How old does she need to be before i do anything like this with her? x


----------



## sleeptalker (Apr 28, 2008)

ive heard theres a group who do the scooter pulling thing in a forest near me, don't know if raindog would know the name, would be interested for my two, renos leg withstanding. did you see that thing that someone posted on here the other month jem, where i think they were using inuits to run cross country with a leash thing tied round the persons waist. what a way to keep fit, although if i remember right, you were in a car accident so maybe not for you.


----------



## raindog (Jul 1, 2008)

Jem said:


> How old does she need to be before i do anything like this with her? x


We usually wait until they are coming up to a year old before we start them in harness. Summer - the light red girl in the picture is 10 months and this was her first run in harness.

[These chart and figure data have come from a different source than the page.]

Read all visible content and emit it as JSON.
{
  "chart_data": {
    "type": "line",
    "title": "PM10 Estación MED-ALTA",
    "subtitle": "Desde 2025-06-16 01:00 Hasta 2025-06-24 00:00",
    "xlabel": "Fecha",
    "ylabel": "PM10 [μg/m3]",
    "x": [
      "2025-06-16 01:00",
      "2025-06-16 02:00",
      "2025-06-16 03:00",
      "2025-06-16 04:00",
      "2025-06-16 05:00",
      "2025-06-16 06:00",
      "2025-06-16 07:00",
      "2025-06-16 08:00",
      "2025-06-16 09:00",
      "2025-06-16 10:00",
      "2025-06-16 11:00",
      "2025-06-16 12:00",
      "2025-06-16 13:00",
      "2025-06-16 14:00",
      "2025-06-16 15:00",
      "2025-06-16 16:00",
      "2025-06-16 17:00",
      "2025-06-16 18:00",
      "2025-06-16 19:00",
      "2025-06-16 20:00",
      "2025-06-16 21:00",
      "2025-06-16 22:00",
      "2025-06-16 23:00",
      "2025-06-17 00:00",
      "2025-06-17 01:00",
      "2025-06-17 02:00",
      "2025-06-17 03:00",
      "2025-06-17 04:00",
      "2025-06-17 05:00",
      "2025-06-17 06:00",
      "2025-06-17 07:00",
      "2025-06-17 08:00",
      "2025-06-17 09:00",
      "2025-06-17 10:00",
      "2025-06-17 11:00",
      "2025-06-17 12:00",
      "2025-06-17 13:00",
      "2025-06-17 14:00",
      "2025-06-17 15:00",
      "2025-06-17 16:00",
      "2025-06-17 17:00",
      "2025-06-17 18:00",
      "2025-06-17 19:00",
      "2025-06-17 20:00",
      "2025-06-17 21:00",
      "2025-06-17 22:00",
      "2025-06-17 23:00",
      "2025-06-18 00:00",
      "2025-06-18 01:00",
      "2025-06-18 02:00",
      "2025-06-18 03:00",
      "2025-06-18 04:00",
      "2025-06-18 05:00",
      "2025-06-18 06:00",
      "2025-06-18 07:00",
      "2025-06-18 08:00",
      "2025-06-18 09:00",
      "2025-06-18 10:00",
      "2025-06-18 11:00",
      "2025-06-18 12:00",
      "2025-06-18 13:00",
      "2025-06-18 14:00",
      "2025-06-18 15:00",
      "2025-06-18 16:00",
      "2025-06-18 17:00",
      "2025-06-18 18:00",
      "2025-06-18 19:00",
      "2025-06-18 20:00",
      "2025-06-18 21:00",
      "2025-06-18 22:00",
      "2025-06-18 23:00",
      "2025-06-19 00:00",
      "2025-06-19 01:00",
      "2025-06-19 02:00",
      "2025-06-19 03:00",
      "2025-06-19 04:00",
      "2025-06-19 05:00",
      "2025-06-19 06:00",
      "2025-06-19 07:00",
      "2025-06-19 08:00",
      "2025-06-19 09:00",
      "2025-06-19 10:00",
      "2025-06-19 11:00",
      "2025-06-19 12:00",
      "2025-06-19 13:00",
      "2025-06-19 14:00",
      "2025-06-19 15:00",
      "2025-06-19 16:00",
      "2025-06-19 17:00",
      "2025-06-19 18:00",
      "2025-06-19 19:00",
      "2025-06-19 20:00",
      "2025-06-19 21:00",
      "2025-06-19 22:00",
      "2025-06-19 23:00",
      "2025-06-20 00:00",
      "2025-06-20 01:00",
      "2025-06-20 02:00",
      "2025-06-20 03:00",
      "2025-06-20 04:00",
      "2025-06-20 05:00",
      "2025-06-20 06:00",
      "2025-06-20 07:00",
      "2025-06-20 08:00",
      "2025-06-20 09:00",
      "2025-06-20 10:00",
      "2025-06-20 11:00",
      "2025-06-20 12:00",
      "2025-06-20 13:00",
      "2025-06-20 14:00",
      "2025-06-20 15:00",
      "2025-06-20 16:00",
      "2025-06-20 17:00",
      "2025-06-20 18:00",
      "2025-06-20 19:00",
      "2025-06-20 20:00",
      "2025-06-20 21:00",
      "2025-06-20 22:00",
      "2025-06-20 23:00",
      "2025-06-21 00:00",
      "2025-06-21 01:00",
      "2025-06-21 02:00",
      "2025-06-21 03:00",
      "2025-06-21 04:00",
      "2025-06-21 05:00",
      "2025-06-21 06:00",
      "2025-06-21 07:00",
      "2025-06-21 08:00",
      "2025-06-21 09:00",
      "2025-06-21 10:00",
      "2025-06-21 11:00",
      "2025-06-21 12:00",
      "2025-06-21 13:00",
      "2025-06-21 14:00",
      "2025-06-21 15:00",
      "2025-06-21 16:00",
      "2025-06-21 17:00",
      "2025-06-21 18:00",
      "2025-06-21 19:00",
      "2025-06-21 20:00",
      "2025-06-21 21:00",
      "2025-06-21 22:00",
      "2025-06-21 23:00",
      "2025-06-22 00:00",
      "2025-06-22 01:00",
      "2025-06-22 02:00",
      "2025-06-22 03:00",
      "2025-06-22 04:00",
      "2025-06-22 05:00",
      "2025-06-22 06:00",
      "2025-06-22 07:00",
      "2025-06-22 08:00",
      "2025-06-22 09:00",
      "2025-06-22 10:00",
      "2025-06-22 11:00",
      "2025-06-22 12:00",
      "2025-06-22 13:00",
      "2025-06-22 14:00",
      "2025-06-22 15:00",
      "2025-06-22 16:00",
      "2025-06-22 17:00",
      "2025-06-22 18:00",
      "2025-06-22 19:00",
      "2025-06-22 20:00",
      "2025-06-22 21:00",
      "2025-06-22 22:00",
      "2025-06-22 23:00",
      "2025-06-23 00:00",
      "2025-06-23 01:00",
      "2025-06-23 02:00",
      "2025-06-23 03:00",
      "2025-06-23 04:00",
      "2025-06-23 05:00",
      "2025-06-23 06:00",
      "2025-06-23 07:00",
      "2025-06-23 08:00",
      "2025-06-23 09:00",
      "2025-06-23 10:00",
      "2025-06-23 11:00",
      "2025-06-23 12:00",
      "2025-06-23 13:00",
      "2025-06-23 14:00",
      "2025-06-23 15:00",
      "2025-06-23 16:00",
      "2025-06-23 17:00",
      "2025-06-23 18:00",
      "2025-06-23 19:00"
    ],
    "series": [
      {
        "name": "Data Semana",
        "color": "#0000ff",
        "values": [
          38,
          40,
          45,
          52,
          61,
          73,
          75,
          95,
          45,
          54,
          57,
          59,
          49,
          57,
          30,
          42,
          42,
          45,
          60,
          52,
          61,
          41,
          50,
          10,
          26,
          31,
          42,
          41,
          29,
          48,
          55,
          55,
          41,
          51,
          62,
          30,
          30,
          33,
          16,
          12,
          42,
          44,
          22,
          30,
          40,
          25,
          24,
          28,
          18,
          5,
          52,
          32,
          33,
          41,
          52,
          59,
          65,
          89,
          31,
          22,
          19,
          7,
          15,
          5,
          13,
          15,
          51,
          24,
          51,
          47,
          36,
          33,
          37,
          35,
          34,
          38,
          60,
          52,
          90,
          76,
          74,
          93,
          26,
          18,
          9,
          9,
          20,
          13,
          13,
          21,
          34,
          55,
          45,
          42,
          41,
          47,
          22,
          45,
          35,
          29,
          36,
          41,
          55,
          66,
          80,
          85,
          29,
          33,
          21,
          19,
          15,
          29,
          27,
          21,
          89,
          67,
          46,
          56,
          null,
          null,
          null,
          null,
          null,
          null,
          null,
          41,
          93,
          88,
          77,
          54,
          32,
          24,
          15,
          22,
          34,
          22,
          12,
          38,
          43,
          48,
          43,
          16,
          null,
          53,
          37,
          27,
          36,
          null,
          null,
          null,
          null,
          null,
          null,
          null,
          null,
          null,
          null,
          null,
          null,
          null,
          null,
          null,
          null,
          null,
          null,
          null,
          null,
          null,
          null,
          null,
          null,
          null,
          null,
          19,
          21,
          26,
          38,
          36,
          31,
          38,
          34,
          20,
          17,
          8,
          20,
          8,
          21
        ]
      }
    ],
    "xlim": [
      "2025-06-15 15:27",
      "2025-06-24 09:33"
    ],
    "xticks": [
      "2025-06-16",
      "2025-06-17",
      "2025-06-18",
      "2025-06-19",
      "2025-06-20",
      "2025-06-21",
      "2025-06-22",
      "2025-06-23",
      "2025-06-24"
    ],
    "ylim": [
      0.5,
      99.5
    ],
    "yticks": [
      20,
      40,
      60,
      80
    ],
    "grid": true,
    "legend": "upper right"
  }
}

None of the Sled Dog racing organisations in the UK allow dogs under the age of 1 year to compete.



sleeptalker said:


> ive heard theres a group who do the scooter pulling thing in a forest near me, don't know if raindog would know the name, would be interested for my two, renos leg withstanding. did you see that thing that someone posted on here the other month jem, where i think they were using inuits to run cross country with a leash thing tied round the persons waist. what a way to keep fit, although if i remember right, you were in a car accident so maybe not for you.


There are training groups in many of the UK's forests - not often seen as we tend to train at stupid O'clock in the morning before the birds have woken up, and definitely before the dog walkers arrive. The cross country running is called Cani Cross (CaniX for short) and is getting very popular amongst all breeds, not just sled dogs.

Mick


----------



## hutch6 (May 9, 2008)

What's CaniX?

It sounds pretty spectacular and I am always up for anythign that involves a romp across woodland, moorland, mountains, lakes or any other terrain ont his beautiful planet of ours. I am sure the dog would be too by the way.


----------



## raindog (Jul 1, 2008)

I've not been involved in it myself, but you can check it out at CaniX UK: cani-cross, running with dogs

Mick


----------



## hutch6 (May 9, 2008)

That looks FAB!!!!

I run over the moors with Dillon at the minute (roughly 8Km) a few days a week and he loves a good strecth of the legs as do I.

I am sure you will see us at an event soon as he'll be 1yr in January.


----------